Di atas langit masih ada langit. Aneta menyadari itu. Meskipun juara kelas, tetapi dia tak pernah memasuki 5 besar ranking paralel. Apalagi menjadi juara angkatan. Sementara SMA Tabula Rasa belum atau mungkin saja tak akan mengumumkan ranking paralel untuk tahun ini.
"Sejujurnya, gue nggak bisa ngajar orang lain." Aneta bergumam sembari memandang meja setelah menyadari satu dari beberapa kekurangan pada dirinya. "Gue ngerti, tapi nggak tahu gimana caranya jelasin dan harus mulai dari mana. Jadi, lo bisa minta tolong ke yang lain atau...." Ucapan Aneta berhenti ketika menoleh dan bertatap mata dengan Elon dalam jarak yang dekat. ".... guru?"
"Mau belajar bareng gue?" tanya Elon.
Apa di perutnya ada ribuan kupu-kupu? Itu pertanyaan yang Aneta ajukan kepada dirinya sendiri.
Kupu-kupu yang beterbangan di perutnya itu membuatnya mual dan Aneta membenci perasaan aneh itu.
"Mau belajar bareng nggak?" Elon bersikap santai.
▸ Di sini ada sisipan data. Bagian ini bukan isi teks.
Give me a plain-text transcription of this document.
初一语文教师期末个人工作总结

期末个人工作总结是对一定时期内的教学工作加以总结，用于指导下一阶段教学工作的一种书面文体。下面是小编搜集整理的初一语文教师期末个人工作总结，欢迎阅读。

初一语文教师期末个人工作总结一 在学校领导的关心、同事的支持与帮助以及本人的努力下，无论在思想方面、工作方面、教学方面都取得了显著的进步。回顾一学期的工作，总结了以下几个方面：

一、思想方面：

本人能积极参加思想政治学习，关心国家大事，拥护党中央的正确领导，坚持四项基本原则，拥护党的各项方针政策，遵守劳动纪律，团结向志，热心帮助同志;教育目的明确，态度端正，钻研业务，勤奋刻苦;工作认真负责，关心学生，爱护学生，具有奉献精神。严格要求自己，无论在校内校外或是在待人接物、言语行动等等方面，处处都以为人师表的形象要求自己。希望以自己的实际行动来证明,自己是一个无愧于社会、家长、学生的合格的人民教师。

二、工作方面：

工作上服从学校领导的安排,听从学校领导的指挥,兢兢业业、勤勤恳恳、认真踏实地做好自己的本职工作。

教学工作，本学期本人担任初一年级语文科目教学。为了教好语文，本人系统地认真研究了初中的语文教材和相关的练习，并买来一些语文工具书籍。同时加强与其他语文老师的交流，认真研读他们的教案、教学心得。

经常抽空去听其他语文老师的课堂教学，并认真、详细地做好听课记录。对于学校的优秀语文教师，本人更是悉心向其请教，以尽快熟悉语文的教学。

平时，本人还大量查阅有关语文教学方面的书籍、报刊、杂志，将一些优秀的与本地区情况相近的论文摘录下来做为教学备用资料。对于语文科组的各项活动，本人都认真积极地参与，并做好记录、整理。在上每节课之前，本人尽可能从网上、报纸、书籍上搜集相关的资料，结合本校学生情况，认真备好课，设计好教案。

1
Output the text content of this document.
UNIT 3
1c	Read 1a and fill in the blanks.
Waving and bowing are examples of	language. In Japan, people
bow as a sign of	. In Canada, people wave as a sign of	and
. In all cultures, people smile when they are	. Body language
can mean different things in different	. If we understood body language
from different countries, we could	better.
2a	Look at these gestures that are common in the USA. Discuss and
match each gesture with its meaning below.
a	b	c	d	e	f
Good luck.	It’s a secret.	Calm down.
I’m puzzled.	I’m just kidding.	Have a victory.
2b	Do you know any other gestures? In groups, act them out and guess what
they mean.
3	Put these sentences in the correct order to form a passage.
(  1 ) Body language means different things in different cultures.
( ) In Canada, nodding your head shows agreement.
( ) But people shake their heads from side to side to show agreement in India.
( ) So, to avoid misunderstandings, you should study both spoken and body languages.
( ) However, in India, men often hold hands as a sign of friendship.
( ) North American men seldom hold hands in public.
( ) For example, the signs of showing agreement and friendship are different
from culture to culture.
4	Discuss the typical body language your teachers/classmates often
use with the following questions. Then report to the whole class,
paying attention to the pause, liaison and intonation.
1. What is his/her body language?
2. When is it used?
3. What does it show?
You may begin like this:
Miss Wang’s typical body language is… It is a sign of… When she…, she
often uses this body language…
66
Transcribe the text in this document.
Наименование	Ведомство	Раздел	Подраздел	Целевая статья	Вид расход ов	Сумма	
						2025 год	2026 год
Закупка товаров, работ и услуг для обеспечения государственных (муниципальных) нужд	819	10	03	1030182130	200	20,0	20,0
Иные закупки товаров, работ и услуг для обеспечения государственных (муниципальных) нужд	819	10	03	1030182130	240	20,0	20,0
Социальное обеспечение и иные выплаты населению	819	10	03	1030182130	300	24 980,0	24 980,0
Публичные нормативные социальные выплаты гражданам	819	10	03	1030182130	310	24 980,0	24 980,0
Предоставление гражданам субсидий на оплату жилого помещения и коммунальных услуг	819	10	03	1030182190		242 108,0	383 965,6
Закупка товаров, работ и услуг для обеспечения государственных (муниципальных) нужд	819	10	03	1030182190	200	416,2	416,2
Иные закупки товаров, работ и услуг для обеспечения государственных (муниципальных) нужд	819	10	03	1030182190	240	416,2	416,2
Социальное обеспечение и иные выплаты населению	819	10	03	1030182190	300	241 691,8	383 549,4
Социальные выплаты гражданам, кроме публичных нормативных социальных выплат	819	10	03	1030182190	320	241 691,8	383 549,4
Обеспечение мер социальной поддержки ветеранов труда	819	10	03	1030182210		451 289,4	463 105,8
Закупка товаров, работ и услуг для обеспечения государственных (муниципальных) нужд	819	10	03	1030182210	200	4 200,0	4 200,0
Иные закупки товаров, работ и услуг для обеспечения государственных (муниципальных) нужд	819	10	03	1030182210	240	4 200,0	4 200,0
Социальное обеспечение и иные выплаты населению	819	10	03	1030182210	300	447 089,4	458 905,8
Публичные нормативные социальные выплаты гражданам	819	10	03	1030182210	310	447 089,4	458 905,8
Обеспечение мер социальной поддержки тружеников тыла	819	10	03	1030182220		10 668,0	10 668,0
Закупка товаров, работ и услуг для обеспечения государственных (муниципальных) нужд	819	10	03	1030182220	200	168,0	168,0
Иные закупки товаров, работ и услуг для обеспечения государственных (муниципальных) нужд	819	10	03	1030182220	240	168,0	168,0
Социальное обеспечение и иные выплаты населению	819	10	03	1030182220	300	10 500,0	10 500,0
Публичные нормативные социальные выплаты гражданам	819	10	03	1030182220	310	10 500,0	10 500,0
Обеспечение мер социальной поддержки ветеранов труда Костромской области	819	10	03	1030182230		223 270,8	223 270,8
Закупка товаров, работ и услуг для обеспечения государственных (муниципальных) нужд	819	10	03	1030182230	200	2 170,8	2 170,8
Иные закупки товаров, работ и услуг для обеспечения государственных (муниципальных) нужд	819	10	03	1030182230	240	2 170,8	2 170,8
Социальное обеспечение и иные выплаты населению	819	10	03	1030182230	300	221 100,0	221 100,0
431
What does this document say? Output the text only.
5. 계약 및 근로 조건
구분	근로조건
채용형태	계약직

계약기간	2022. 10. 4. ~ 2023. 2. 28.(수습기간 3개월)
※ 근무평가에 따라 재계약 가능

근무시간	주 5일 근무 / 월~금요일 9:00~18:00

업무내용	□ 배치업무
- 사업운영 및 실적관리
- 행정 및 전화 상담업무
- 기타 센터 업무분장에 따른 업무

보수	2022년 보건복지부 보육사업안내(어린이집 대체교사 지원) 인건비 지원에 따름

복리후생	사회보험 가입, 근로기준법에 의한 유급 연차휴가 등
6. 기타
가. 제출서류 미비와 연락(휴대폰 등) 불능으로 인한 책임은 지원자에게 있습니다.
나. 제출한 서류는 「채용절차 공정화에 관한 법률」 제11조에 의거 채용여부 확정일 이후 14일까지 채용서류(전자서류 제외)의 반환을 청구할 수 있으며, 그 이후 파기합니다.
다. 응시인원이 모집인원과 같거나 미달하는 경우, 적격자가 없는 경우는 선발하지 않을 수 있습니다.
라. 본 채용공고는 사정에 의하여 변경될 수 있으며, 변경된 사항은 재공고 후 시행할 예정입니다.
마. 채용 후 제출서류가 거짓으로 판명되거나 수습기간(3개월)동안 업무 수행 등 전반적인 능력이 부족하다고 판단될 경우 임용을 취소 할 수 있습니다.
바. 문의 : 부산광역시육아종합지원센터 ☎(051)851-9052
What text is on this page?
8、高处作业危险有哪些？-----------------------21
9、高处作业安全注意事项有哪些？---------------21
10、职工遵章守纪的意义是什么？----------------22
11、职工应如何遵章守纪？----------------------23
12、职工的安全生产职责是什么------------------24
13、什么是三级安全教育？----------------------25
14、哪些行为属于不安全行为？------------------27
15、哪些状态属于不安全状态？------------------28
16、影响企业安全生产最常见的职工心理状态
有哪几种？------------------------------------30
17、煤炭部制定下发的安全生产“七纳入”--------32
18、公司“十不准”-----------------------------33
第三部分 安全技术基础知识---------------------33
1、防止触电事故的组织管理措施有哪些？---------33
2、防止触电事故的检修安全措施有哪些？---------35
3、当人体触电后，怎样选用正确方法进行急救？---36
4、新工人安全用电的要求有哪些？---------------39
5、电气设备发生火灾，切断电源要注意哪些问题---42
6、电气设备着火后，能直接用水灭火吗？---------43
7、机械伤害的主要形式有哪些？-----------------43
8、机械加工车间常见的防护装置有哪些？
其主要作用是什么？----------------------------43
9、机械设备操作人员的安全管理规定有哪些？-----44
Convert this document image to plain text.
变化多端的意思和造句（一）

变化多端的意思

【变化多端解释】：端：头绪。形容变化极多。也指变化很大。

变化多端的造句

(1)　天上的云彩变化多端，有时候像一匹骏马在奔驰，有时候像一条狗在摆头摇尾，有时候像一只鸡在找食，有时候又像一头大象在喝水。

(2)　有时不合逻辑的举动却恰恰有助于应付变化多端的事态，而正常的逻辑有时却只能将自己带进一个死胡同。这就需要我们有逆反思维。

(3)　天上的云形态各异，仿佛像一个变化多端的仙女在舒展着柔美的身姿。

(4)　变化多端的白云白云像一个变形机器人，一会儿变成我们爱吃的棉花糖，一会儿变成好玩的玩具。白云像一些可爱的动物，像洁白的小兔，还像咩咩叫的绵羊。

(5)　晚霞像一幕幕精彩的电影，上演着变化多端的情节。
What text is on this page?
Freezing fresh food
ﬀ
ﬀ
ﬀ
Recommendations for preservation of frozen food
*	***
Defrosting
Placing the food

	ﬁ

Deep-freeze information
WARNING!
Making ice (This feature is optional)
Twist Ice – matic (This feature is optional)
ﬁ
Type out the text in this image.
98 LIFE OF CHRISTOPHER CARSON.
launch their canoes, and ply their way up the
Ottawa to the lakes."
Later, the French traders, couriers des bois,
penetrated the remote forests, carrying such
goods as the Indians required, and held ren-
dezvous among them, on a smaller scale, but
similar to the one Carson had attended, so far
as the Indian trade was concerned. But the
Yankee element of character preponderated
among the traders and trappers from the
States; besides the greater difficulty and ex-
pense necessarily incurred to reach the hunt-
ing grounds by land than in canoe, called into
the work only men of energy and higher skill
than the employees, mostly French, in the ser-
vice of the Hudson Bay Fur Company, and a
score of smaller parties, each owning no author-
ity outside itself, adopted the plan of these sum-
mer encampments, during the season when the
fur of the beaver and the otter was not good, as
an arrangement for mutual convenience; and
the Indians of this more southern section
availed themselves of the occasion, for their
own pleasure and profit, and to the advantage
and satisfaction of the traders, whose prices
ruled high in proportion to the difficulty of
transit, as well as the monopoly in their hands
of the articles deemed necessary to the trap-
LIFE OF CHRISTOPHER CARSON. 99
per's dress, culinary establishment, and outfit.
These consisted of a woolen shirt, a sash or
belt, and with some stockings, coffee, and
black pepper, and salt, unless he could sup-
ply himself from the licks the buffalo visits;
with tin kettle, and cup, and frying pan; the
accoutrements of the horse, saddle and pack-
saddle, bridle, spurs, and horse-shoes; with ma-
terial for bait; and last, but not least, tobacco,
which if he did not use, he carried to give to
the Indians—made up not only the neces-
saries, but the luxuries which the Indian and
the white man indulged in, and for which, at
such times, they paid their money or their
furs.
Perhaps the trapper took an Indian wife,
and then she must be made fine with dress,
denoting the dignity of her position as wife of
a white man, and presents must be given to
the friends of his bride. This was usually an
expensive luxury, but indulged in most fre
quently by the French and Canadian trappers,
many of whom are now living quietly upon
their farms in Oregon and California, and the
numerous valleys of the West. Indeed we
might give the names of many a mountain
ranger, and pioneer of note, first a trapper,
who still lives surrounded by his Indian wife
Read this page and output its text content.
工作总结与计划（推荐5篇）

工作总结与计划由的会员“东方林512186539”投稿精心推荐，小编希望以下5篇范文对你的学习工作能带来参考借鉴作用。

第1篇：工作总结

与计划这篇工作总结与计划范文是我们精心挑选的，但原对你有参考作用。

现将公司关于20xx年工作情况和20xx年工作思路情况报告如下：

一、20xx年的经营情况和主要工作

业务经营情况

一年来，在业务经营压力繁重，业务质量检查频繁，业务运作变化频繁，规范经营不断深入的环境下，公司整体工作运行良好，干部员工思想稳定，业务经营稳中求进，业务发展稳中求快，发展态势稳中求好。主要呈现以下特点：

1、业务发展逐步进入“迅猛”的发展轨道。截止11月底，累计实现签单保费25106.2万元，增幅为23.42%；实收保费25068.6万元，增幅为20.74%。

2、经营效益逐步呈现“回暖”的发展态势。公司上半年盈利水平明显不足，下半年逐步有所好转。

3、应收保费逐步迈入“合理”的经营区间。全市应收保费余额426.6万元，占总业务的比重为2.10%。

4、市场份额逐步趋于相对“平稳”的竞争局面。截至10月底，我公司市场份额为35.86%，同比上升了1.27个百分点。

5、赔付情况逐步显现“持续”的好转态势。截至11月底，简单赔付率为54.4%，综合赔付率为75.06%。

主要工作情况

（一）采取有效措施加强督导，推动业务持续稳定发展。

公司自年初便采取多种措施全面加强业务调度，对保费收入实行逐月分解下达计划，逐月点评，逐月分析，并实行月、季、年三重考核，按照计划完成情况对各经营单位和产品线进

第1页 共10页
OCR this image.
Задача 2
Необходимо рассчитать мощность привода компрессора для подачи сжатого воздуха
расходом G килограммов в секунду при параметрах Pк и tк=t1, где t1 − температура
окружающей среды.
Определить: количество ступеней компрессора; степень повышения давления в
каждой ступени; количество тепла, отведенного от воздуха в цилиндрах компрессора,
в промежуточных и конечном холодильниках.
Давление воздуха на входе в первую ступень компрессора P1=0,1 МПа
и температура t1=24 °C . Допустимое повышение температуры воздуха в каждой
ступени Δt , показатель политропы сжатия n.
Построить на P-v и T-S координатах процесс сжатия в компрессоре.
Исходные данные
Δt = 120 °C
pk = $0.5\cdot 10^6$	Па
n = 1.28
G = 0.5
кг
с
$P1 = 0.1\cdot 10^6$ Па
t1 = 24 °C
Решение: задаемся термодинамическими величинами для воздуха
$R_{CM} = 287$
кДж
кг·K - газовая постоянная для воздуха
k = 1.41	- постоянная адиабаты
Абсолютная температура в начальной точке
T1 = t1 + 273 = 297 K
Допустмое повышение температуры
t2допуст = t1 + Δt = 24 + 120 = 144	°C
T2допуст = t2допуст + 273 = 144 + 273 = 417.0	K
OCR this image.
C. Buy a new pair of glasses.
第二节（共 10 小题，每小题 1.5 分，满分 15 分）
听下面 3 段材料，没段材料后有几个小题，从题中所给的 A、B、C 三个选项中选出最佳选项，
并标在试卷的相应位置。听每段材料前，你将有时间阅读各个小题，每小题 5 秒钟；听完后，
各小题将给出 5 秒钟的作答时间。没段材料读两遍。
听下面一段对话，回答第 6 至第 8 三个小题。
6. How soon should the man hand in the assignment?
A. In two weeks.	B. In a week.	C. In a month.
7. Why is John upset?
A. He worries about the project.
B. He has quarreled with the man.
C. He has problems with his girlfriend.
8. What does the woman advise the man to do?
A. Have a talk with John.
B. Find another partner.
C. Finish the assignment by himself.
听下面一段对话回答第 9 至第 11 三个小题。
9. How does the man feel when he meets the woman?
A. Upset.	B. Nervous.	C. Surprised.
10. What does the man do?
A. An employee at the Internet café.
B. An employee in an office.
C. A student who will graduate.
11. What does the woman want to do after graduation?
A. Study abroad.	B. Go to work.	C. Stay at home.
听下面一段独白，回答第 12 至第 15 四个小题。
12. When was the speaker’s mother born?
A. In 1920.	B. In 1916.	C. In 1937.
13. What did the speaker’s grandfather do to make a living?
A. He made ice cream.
Cowok itu bahkan sedang bertopang dagu sembari memiringkan tubuh untuk menatap Aneta lebih leluasa. "Rumah lo?"
"A—a?" Aneta kehilangan kata-kata bersamaan dengan teriakan siswa-siswi lain yang membuatnya jadi terkejut karena sebelumnya hening. Kata "cie" keluar dari mulut semua murid di kelas itu. Aneta melihat sekeliling dengan gelagapan. Situasi ini terlalu asing baginya.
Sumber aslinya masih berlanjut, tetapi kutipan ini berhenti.